To prawda, łatwiej mi wyobrazić sobie erotyzm w związku dwóch kobiet niż erotyzm męskiego ciała. Związek heteroseksualny kojarzy nam się od razu z seksualnym spełnieniem, skonsumowaniem. Uwodzicielski taniec nastoletnich dziewczyn ma w sobie coś delikatnego, niedookreślonego. Wiele relacji przyjacielskich w tym wieku jest nacechowanych erotycznie: wspólne trzymanie się za rękę, całusy, wymienianie się ciuchami. Kiedy nie pojawiają się więzy kulturowe, normy i łatki, na taki związek można patrzeć w kategoriach czystej erotyki. Zdaję sobie sprawę, że łatwo można zaszufladkować relację przedstawioną w „Strefie nagości” jako lesbijską. Nie jestem jednak pewna, czy w wieku lat 15, nie mając żadnych doświadczeń seksualnych z drugą osobą, można mówić już o orientacji seksualnej. Sama bardzo wcześnie odkryłam, że jestem biseksualna, ale trudno mi określić, kiedy dokładnie w życiu człowieka pojawia się pojęcie preferencji. Wydaje mi się, że dlatego nie można jednoznacznie określić bohaterek mojego filmu jako
lesbijki.
Pani w swoich filmach bardzo rzadko używa słów. „Strefa nagości” również pozbawiona jest dialogów.

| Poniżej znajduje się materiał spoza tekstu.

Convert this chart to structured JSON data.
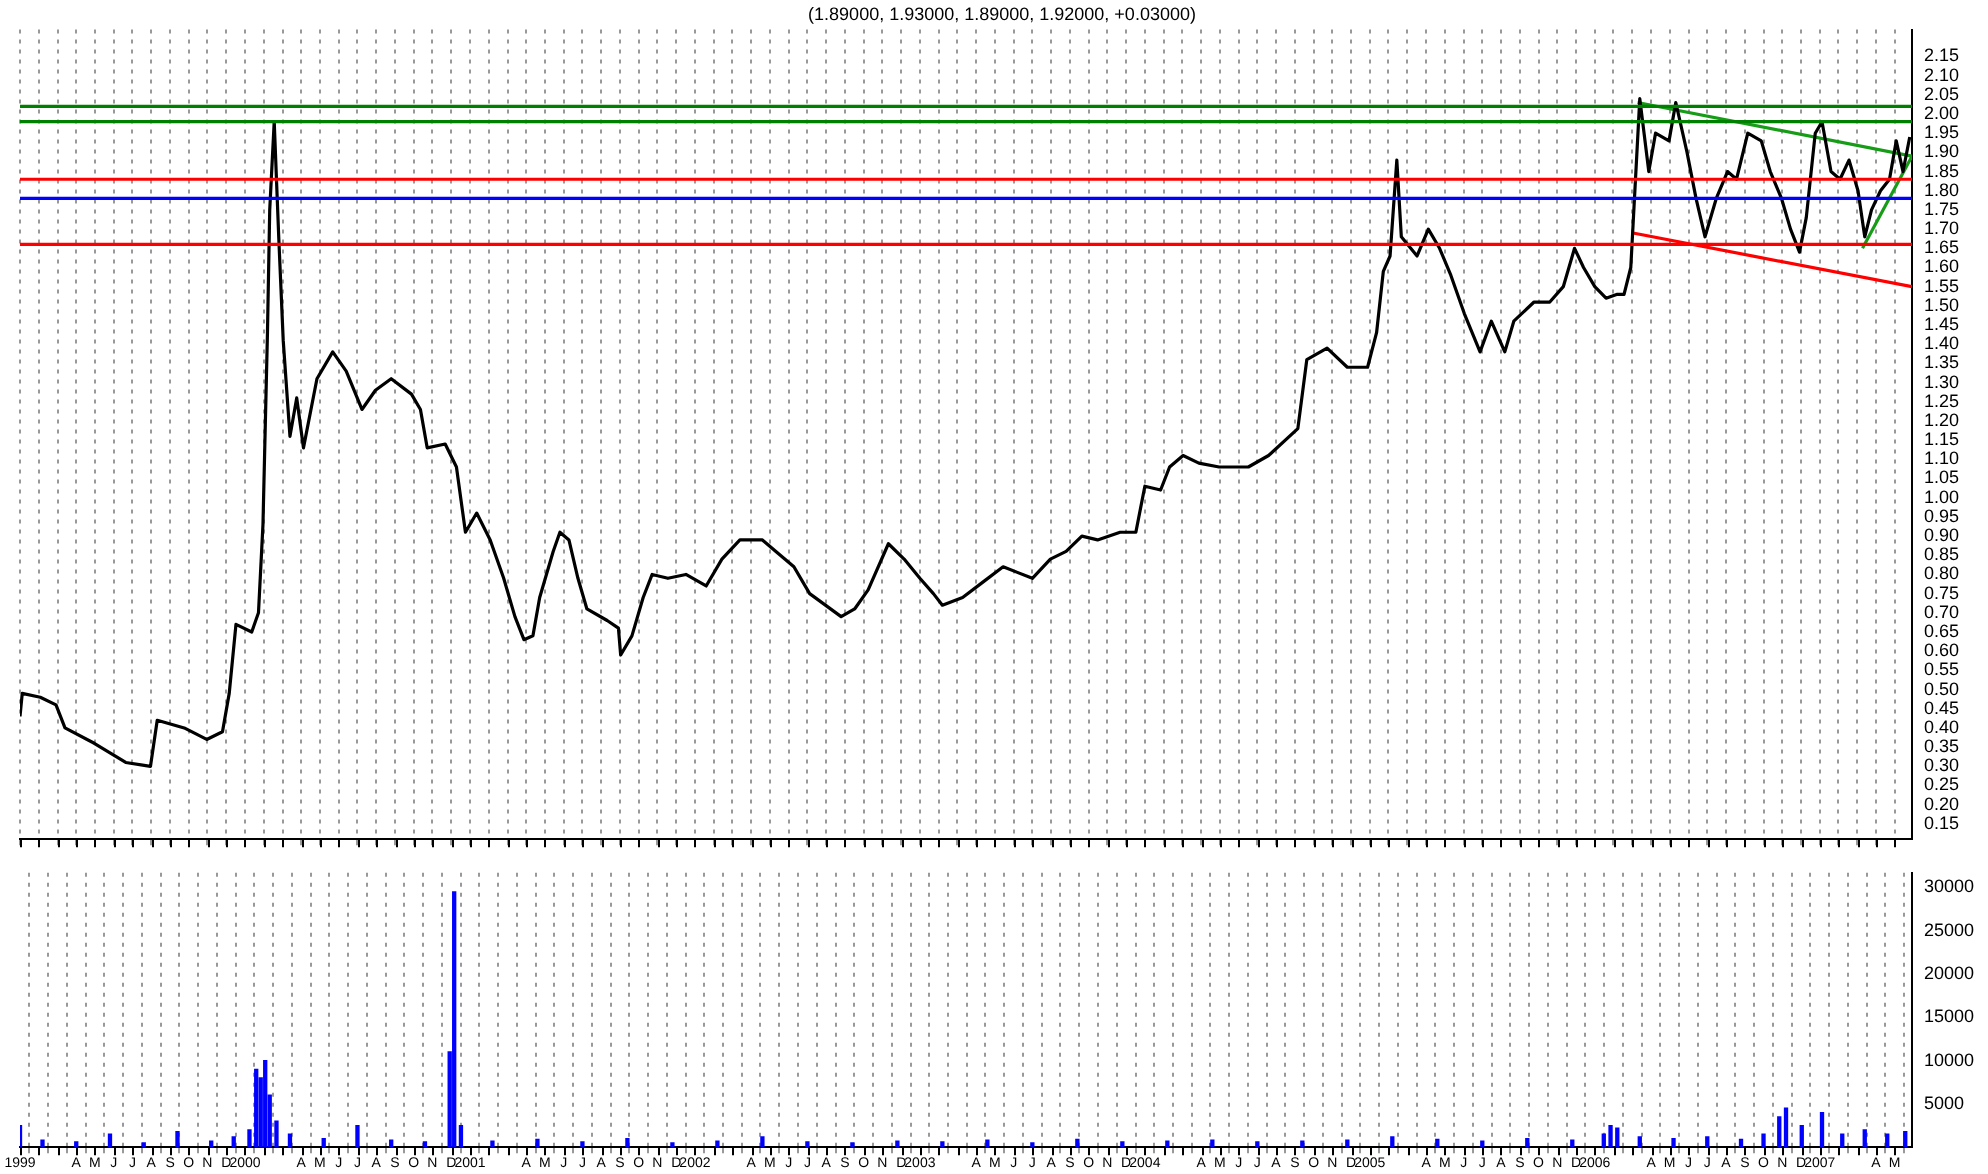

Chciałam zastąpić słowa spojrzeniami i gestami. Ludzie bardzo często mówią do siebie nie komunikując się lub odwrotnie – porozumiewają się mową ciała. Komunikacja pozasłowna szalenie mnie interesuje, bo jest bardzo filmowa. Nic innego w życiu nie robię poza przyglądaniem się ludziom. Proszę zwrócić uwagę na to, że czasami dużo ciekawsze od słów są na przykład gesty. Sposób poruszania się często mówi więcej o człowieku niż jego wypowiedzi. Na przykład Sammy Boonstra wcielająca się w „Strefie nagości” w Naomi, nosi designerskie ciuchy i przybiera pozę buntowniczki, ale jest w gruncie rzeczy bardzo niepewna siebie. Rzuca rękoma, jest jak połamana lalka. Imaan ma w sobie natomiast jakąś płynność ruchów, emanuje z niej spokój.
To prawda, mało która nastolatka potrafi zachowywać się z taką nienachalną pewnością siebie.
Dojrzewanie to prawdziwy horror. Człowiek jest wtedy tak niesłychanie samotny. Nasze ciało przechodzi procesy, których nie rozumiemy, trudno nam dzielić się naszym doświadczeniem z rówieśnikami, nie możemy sami o sobie stanowić i nie rozumiemy jeszcze świata, który nas otacza. To jest niezwykle alienujący stan. Imaan również poczucie niepewności nie jest obce, ale paradoksalnie jej kultura – poprzez jasne wytyczenie granic – daje jej wolność.